Das zentralgelegene Hotel in Douai – an historischer Stelle der ehemaligen Kanonengießerei – erwies sich als idealer Ausgangspunkt für alle weiteren Aktivitäten. Am frühen Freitagabend waren wir zu einem Empfang im „Maison de l’Europe“ eingeladen. Die dort angedockte Gruppe der Table allemande begrüßte uns mit einem Apéritif und einer kleinen Ausstellung einer armenischen Künstlerin aufs Herzlichste. Für einige aus unserer Gruppe, die seit geraumer Zeit über Vermittlung von Imke und Petra in Chat-Kontakt mit einzelnen Mitgliedern der Table allemande stehen, war dies die erste persönliche Begegnung. Verabredungen für unsere nächsten Programmpunkte wurden festgezurrt.
So trat am Samstagmorgen eine deutsch-französische Gruppe zur Stadtbesichtigung an. Unser Stadtführer Michel ließ uns in knapp zwei Stunden unter dem Titel “Les secrets du vieux Douai“ nicht nur unterschiedlichste Fassaden entdecken, sondern öffnete uns auch manche ansonsten verschlossene Tür. Wir durchquerten Gassen und Gässchen, verstanden deren weitere Funktion als Brandmauern zwischen den Wohnquartieren und hörten erstaunliche Geschichten aus der „Stadt der hundert Türme“, wie Douai einst genannt wurde. Es wurde ein Parcours durch die Geschichte der Stadt und die Einflüsse, die sie geprägt haben. Endpunkt schließlich im Hof des Rathauses. Hier war vierzehn Tage zuvor, am 1. September, der 80. Jahrestag der Befreiung von den deutschen Besatzungstruppen am 1. September 1944 feierlich begangen worden. Eine Fotoausstellung mit großformatigen Bildern aus den Tagen der Befreiung war dort noch anzuschauen.
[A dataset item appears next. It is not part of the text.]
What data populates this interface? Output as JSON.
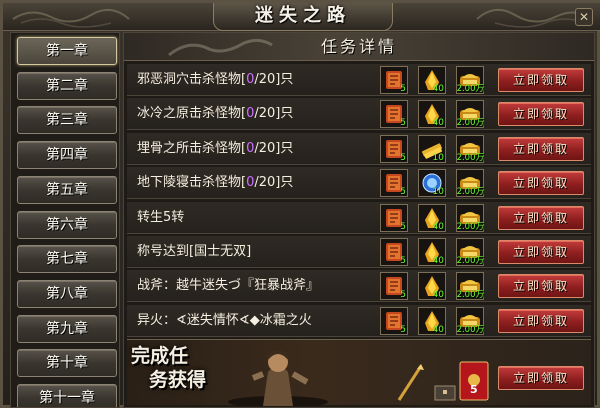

Die Geschichte der Stadt stand auch am frühen Nachmittag zunächst im Mittelpunkt. Jean-Marie und Christian hatten auf den Tischen des großen Tagungsraums in unserem Hotel Dokumente aus der Zeit der deutschen Besatzung der Stadt Douai im Ersten Weltkrieg zur Ansicht ausgebreitet. Douai war vier Jahre von deutschen Truppen besetzt. Erlasse, Aufrufe und Anordnungen der deutschen Kommandantur waren an der Tagesordnung, mal an die französische Bevölkerung gerichtet, mal an die Besatzungssoldaten, mal auf Französisch, mal auf Deutsch, mal zweisprachig. Das Betrachten der Dokumente führte zu zahlreichen Gesprächen.
Auf Wunsch unserer Gruppe konnte noch die Besichtigung des Belfrieds und des Glockenspiels für den weiteren Nachmittag organisiert werden. Unser Stadtführer Michel hatte sich liebenswürdigerweise sofort bereit erklärt, diese durchzuführen. Mitglieder der Table allemande begleiteten uns gerne.
Und so erfuhren wir Weiteres über die wechselvolle Geschichte der Partnerstadt, zu ihrer Situierung in Flandern, einer jahrhundertelang umkämpften Region mit wechselnden Machthabern. Flandrische Grafen, französische Könige, spanisch-habsburgische Herrscher, schließlich wieder französische Könige begehrten die Stadt, das Land und seine Bewohner. Der Belfried zeugt heute noch vom Behauptungswillen der Stadt und ihrer reichen städtischen Kaufmannschaft, was Unabhängigkeit und Selbstverwaltung angeht.
In den oberen Etagen sind die Glocken des Carillons untergebracht und die Zugdrähte, um jede Glocke einzeln anschlagen zu können, laufen in der Glockenspielkammer zusammen. Und hier folgte die Überraschung: Michel hatte uns bis dahin noch nicht verraten, dass er gelernter Carilloneur ist. Nun saß er am Spieltisch und bediente die beiden Manuale, indem er mit den Fäusten auf die hölzernen Tasten, Stöcke genannt, schlug und obendrein mit den Füßen das Pedalwerk bediente. Wir hörten zunächst „Frère Jacques“, sodann zwei klassische Melodien und die ganze Stadt konnte mithören. Ein einzigartiges Klangerlebnis: The sound of Douai. Weltkulturerbe. Zu Recht.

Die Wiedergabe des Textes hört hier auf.